I believe that humans have an innate sense of community. No matter how small the group may be, people tend to join with each other to engage in the socialization process. People will instinctively work together to aid another person and even an animal who is in distress. As the old song goes “No man is an island.” In Rheingold’s (2008) video, he briefly referenced the nomads in his discussion of the new power of collaboration and how the basic need of the nomads revolved around gathering and working in groups. The nomadic lifestyle is recognized as a constructivist way of life and encourages individuals to build on the experiences of other people, cultures, and countries. The way knowledge that is gained through the direct experiences of others in the nomadic environment is reminiscent of Dewey’s (1938/1997) perception of education as a socialization process which results from the interactions between the teacher and the student.
The term digital nomad has been coined to reflect a lifestyle that is devoid of location and time constraints as a direct result of the advances in technology (Makimoto, 2013). Information and Communication Technology (ICT) continues to decrease in cost and has become more accessible to the global population. With technology being integrated into the daily lives of many more people; the quality of life continues to improve globally. According to Egbert and Sanden (2014), the foundation of the constructivist mindset is grounded in the belief that reality is created through the interactions between people; and, is based on a reality that is subjective and contextualized. Technology can facilitate the collaboration among learners in myriad ways. There are collaborative document tools like SharePoint and GoogleDocs. These tools allow several people to work collectively and simultaneously on a document at the same time while at different locations if needed.
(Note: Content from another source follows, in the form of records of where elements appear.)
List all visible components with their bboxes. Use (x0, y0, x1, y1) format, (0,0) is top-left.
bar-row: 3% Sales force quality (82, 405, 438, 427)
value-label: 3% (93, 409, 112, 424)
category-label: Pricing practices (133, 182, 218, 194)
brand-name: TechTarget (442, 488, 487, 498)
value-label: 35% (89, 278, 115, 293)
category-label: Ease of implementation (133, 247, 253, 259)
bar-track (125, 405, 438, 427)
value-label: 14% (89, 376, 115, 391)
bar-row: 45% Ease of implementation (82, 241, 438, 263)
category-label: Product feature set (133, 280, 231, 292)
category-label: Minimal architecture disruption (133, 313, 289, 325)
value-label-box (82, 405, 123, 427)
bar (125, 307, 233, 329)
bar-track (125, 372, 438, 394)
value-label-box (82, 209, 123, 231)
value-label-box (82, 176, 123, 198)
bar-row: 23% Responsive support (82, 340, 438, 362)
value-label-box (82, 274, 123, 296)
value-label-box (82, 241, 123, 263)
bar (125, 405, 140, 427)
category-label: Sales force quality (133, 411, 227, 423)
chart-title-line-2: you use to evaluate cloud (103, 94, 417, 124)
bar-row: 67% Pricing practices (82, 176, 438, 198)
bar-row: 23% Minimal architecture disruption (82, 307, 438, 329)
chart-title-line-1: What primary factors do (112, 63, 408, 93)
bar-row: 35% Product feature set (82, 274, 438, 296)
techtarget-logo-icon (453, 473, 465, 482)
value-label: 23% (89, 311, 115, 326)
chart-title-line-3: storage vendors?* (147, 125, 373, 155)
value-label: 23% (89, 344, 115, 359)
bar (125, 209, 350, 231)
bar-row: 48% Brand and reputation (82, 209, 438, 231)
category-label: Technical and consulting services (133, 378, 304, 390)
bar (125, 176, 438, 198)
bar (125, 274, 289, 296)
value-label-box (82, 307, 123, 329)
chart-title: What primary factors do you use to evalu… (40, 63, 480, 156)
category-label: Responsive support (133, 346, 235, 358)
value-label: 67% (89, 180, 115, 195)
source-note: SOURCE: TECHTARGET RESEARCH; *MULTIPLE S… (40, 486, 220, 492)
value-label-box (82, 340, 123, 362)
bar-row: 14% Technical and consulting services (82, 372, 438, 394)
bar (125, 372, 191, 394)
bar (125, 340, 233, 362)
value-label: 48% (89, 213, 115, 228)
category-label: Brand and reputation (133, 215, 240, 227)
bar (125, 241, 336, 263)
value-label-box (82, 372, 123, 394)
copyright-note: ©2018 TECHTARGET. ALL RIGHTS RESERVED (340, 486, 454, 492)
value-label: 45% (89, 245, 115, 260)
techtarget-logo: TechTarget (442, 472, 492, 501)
Communication tools include email, Skype, and Twitter on the software side; and, tablets, laptops, and Smartphones on the hardware end. Facebook is a classic example of how ICTs can be used in the socialization process. And although the educational arena is slow when it comes to change, distance education has evolved from asynchronous correspondence courses in the mid-nineteenth century to a platform that includes both asynchronous and synchronous connections (Anderson & Simpson, 2012).
In 2013, Forbes magazine reported that there were seven billion cell phone subscriptions in the world (Worstall, 2013). The number seven billion also reflects the estimated number of people in the world at that time. A case study that was conducted in rural areas in South Africa exploited the use of smartphones as a viable tool to teach nurses in economically depressed and remote parts of the country (Pimmer, et al., 2014). The affordance of the cell phone was the primary criterion that enabled the creation of multiple hubs that served as learning communities and knowledge resources for the nurses. The cell phones proved to be ideal for the creation of virtual and informal learning settings that enabled low and middle-income communities to connect to learners and learning centers that are distributed around the globe. And, this is evidence of the “new power of collaboration” (Rheingold, 2008).